Nairobi, 9 September 2015 - The demand for forest products and services in Africa is growing rapidly, fuelled by a growing population and an expanding economy. By 2050, domestic demand for industrial roundwood could double or even triple from the current annual level of 96.2 million m3 found a report released today by the United Nations Environment Programme (UNEP).
Such pressure, coupled with the encroachment of other sectors on forests, could lead to unsustainable levels of exploitation and accelerating deforestation, resulting in loss of livelihoods and a decrease in biodiversity.
The report, entitled "The Role of Forests in a Green Economy Transformation in Africa", calls for a stronger integration of the largely informal forest sector into national planning and accounting. This would boost the sector's productivity, while promoting sustainable management of forest resources, helping to meet the growing demand for forest products.
Covering around 35 per cent of Africa's land, forests and wooded lands play a very important role in its economy, which is not fully reflected in official statistics. Economic policymaking tends to focus only on the formal wood industry, which contributes less than 1 per cent to the continent's Gross Domestic Product (GDP).
Meanwhile, the mostly informal charcoal and fuelwood industry is responsible for 90 per cent of wood consumption in Africa, according to the UN Food and Agriculture Organization (FAO). It contributes an estimated 2 per cent of the continent's GDP and employs nearly 5 per cent of its workforce. Forests make crucial contributions to GDP in other sectors by providing vital ecosystem services, such as storing carbon, protecting watersheds from erosion and sustaining biodiversity.

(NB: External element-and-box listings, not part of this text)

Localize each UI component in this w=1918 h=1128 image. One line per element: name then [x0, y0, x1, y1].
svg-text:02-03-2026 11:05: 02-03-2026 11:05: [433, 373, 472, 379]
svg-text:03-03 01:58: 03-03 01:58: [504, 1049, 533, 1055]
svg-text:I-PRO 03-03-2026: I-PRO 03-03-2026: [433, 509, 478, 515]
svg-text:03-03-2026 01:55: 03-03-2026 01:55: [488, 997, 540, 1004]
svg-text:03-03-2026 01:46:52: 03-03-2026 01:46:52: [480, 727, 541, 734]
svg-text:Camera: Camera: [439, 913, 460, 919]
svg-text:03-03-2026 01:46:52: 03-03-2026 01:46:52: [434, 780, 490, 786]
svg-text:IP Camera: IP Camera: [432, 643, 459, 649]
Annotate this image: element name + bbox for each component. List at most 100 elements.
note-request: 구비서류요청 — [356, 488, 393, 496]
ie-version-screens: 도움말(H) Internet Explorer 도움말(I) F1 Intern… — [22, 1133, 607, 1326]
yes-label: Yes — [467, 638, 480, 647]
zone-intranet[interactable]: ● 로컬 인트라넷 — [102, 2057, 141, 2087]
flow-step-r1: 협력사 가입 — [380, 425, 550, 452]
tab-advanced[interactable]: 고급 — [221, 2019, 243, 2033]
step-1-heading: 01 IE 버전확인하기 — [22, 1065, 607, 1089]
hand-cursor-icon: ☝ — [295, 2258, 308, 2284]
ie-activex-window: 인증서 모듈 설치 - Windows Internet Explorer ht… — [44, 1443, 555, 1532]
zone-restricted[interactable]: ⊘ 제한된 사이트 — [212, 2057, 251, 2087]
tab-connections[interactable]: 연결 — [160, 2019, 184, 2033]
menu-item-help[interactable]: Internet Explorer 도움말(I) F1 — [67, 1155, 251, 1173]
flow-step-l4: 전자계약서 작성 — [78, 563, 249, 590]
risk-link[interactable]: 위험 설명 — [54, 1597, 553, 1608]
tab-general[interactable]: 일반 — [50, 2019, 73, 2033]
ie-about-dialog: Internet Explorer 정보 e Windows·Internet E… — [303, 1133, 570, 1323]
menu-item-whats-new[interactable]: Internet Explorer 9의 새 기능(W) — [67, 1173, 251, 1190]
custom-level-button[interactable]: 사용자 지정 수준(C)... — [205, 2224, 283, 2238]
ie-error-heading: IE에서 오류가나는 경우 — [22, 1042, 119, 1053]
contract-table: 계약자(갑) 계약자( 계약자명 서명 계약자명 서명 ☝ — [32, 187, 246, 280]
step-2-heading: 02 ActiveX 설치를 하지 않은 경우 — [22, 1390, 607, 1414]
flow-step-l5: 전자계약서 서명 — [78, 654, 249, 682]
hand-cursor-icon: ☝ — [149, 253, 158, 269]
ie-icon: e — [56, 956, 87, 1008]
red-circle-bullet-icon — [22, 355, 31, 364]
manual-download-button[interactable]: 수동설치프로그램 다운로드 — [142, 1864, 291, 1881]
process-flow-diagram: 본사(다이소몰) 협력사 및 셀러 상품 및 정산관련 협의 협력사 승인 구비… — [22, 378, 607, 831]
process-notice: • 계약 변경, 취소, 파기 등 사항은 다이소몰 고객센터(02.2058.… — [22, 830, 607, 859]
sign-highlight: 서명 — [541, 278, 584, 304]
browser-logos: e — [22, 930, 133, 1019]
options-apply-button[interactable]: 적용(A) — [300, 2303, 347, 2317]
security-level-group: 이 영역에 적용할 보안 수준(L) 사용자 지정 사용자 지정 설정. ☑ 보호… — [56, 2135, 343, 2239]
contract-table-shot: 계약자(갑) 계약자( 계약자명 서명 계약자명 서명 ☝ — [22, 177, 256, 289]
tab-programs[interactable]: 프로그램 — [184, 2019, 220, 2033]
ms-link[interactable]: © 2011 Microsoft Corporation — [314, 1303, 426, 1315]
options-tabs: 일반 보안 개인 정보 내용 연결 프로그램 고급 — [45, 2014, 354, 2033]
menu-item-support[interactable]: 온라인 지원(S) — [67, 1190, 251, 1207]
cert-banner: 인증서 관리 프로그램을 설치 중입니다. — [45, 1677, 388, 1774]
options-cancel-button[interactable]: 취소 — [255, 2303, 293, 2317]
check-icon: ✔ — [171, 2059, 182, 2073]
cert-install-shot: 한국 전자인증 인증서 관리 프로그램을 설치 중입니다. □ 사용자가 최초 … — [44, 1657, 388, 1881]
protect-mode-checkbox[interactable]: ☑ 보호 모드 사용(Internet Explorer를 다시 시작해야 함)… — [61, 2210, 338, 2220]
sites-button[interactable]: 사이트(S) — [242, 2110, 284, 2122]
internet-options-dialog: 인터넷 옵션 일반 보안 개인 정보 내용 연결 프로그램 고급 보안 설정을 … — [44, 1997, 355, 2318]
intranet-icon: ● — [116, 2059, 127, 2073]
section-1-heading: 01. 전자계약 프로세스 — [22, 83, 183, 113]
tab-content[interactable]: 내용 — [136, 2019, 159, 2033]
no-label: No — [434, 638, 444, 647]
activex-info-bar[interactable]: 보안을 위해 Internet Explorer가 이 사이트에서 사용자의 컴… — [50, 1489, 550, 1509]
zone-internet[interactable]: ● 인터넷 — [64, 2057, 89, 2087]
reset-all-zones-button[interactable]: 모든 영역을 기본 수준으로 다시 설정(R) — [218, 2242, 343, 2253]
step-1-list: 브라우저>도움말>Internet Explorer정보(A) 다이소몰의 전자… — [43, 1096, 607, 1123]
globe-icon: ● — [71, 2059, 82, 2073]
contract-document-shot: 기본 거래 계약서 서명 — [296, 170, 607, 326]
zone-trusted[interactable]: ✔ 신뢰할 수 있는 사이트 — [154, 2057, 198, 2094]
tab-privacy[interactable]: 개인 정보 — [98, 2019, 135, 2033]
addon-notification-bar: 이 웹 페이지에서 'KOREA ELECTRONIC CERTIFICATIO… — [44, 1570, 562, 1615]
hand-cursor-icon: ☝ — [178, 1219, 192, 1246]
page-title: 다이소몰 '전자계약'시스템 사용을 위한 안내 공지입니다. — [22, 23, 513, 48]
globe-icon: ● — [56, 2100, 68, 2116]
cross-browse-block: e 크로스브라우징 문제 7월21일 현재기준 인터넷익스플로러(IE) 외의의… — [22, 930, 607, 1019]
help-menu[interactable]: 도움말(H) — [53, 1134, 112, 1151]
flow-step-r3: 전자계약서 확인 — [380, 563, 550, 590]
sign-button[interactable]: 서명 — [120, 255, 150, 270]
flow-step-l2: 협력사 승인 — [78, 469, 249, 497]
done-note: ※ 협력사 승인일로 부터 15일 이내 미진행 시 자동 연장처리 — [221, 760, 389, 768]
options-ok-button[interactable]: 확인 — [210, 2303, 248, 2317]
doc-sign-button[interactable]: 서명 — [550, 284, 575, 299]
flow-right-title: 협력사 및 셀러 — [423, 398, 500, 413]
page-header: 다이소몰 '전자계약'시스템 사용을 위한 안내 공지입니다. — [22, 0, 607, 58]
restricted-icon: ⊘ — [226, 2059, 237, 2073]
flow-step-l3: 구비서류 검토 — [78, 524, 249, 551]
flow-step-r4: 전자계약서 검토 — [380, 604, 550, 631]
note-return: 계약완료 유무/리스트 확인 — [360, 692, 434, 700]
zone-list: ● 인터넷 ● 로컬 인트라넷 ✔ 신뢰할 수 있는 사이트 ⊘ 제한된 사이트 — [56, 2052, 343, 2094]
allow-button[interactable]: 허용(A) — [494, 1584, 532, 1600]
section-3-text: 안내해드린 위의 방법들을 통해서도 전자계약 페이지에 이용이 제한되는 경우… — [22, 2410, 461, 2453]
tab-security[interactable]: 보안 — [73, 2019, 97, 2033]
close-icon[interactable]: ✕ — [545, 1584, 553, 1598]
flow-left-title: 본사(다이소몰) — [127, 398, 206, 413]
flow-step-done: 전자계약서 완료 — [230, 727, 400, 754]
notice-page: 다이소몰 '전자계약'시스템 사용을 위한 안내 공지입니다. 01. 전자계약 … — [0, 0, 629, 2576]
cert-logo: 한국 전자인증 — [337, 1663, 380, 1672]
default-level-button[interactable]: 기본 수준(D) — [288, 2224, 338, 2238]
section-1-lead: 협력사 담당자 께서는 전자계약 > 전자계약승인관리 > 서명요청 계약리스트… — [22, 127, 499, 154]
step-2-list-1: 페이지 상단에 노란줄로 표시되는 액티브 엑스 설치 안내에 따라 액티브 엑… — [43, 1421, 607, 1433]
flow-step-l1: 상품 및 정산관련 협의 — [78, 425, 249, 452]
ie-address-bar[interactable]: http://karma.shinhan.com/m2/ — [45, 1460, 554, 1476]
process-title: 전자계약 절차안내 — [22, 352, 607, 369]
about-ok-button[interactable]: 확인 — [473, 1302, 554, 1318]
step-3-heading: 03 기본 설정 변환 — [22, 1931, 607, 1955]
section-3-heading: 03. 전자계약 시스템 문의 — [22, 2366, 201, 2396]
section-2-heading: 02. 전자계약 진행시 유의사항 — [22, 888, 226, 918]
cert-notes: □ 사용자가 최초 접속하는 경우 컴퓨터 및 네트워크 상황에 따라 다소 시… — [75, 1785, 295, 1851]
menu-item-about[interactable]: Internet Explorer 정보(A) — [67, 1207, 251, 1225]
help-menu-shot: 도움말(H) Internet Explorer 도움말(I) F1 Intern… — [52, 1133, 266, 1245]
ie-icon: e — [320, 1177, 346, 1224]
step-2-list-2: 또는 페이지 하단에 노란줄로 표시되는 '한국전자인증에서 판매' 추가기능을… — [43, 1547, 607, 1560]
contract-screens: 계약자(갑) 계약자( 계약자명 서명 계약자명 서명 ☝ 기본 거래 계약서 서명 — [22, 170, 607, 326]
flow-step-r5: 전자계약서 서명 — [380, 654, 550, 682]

These services are threatened by land degradation, over-harvesting and deforestation. FAO estimates that between 1990 and 2010 around 75 million hectares of Africa's forests disappeared. That rate is expected to accelerate in the next 15 to 35 years, unless the informal forest economy, including ecosystem goods and benefits, is incorporated into national planning, investments and accounting.
The report proposes a package of policies, which could lead to a better inclusion of forests into green economy planning. Resolving unclear rights to forest resources, valuing ecosystem goods and services, and boosting local control and engagement by working with the informal sector could all precipitate the continent's transition to a green economy.
Drawing on examples from Cameroon, Ethiopia, Ghana, Kenya, Mozambique and South Africa, the report illustrates best practices and lessons learned during the implementation of different types of interventions. For example, the adoption of legal management plans in Cameroon has led to an 11 per cent decrease in harvesting intensity in some places. In another example, Kenya has introduced legislation allowing charcoal producer associations to apply for licences to harvest woodfuel and produce charcoal.
The report, prepared by UNEP and the International Institute for Environment and Development (IIED) was released ahead of the 14th World Forestry Congress, which will be held in Durban, South Africa, between 7th and 11th September this year.